Allen guten Beispielen ist meiner Meinung nach gemeinsam, dass sie sich wirklich für den Menschen interessieren. Dazu gehören ein persönlicher Ansprechpartner für die Bewerbung, Schnuppertage, bei denen man sich wirklich mit den Anwesenden beschäftigt, eine klare Kommunikation während des gesamten Prozesses und gelebte Mitarbeiterorientierung im Betrieb. Ich empfehle gern, die Hälfte des Recruiting-Budgets in die Zufriedenheit der bestehenden Mitarbeiter und Lehrlinge zu investieren – die rekrutieren dann von sich aus besser als jedes Inserat.

Oft hört man das Schlagwort „Employer Branding“. Ist das auch für kleinere Betriebe relevant und wenn ja, wie kann es bei der Lehrlingssuche unterstützen?

Employer Branding ist für alle Betriebe relevant. Allerdings ist es auch nicht die Wissenschaft, als die es von Beratern gerne verkauft wird – die ja Geld verdienen wollen.

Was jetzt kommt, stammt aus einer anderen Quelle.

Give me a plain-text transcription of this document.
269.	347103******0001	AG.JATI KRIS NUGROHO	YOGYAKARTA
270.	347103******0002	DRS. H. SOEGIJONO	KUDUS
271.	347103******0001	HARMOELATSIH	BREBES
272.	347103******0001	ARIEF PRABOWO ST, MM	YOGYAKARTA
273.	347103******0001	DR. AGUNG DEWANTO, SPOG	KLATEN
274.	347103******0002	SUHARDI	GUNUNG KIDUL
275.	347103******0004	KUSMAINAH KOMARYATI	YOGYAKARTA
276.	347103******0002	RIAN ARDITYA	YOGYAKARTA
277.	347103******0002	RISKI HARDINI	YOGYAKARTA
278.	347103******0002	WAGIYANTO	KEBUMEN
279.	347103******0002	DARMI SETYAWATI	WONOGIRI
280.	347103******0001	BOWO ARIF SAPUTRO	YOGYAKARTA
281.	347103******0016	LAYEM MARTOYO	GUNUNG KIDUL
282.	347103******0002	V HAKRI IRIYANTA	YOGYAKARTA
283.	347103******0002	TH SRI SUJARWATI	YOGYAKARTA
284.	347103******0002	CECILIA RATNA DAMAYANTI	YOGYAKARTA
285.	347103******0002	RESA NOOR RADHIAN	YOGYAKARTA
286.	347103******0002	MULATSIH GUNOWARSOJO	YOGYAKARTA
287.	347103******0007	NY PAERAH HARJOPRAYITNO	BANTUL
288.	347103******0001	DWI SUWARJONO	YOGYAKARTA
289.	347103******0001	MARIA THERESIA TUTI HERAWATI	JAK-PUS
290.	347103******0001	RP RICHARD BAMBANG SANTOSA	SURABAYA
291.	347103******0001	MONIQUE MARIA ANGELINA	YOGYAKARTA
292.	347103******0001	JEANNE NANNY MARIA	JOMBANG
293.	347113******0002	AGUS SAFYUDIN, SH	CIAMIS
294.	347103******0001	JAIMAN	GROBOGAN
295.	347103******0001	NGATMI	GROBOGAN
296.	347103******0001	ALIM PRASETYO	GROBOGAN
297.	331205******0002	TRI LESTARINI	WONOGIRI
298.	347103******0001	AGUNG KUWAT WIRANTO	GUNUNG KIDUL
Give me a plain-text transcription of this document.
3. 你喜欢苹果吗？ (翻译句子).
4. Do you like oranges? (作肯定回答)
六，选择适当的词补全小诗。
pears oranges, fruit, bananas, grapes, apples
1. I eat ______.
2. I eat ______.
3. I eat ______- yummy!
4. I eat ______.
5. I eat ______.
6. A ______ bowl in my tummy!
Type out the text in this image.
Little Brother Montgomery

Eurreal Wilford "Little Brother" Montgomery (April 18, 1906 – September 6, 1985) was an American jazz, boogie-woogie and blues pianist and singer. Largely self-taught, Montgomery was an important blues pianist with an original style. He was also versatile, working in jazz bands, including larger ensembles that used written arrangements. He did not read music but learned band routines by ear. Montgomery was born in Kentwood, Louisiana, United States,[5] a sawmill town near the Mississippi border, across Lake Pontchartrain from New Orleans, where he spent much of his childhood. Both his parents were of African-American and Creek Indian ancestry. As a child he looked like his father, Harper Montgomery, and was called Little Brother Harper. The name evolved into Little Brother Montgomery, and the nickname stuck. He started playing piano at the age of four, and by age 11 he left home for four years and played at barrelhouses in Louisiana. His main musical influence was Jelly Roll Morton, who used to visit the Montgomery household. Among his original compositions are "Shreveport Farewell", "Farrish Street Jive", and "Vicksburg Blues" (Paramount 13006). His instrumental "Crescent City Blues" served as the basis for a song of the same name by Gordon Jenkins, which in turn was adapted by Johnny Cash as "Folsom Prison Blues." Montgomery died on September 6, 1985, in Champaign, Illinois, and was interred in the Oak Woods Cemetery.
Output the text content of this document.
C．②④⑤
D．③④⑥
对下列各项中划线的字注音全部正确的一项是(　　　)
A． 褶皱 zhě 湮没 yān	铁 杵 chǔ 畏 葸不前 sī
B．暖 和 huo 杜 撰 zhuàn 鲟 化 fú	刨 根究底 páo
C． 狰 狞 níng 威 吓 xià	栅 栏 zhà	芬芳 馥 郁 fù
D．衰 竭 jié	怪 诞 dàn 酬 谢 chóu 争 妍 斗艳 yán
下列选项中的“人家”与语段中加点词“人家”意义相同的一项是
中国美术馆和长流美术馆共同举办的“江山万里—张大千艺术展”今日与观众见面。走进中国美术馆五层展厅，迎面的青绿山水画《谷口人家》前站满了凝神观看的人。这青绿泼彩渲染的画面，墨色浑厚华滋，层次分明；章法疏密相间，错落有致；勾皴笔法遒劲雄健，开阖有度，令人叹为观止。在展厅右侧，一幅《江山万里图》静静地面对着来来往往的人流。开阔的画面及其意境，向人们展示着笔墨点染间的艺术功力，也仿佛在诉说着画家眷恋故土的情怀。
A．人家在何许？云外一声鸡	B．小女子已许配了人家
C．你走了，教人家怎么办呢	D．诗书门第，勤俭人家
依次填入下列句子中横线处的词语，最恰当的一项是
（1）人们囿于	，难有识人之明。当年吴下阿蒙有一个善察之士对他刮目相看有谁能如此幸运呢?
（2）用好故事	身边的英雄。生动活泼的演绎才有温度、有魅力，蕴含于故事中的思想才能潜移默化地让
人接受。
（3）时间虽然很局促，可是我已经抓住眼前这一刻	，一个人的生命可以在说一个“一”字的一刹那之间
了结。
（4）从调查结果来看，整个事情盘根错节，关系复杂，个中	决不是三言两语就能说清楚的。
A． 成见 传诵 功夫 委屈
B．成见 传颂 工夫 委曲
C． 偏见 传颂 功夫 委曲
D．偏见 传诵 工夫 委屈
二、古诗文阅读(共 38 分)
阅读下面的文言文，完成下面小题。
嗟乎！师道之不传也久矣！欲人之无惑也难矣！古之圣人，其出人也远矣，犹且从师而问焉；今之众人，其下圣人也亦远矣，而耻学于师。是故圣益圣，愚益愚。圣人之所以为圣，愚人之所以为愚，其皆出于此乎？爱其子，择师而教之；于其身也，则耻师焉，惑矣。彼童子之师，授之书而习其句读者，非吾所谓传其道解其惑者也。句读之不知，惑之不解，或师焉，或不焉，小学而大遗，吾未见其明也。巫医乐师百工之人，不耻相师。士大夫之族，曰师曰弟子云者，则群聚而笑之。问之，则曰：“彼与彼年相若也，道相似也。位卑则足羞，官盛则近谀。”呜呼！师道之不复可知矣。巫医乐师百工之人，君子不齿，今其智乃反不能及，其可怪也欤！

Wir werden am diesjährigen Ausbildertag einiges dazu hören, aber die Eckpfeiler sind:

  • mit den Mitarbeitern erarbeiten, warum sie im Unternehmen arbeiten,
  • den Sinn des unternehmerischen Tuns formulieren,
  • beides mit den eigenen Mitarbeitern nach außen kommunizieren,
  • dazu einladen, das Unternehmen live zu erleben.

Lehrlingsförderung

Welchen Tipp würden Sie Ausbildungsbetrieben also in puncto Lehrlingssuche geben?

  1. Zeigen Sie, was Sie tun und warum.
  2. Bedenken Sie, dass weder Jugendliche noch Eltern wissen, was Ihr Unternehmen macht!
  3. Kommunizieren Sie das, was zur jeweiligen Bewerbungsphase passt.
    • Zuerst: „Worum geht es überhaupt im Überblick?“
    • Dann: „Schau vorbei, erlebe uns, mach dir ein Bild!“
    • Zuletzt: Details wie Lehrzeit, Inhalte der Berufsschule & Co
  4. Versuchen Sie nicht, jugendlich zu sein (außer Sie sind wirklich ein Start-up). Authentisch zu sein, ist das einzige Versprechen, das Sie später halten können.
  5. Senden Sie unterschiedliche Botschaften für Jugendliche und Eltern, denn die haben ganz unterschiedliche Interessenslagen.

Robert Frasch

… ist Gründer des Ausbildernetzwerks lehrlingspower.at und Herausgeber des Handbuchs „Lehrlingsausbildung in der Praxis“. Er vernetzt Ausbilder, Betriebe und Experten auf nationaler und internationaler Ebene. Als begeisterter Redner ist er auf den Bühnen Europas die „Stimme für die duale Berufsausbildung“. Mit seinen Auftritten macht er Betrieben, Politikern, Medien und der Öffentlichkeit Lust auf Ausbildung.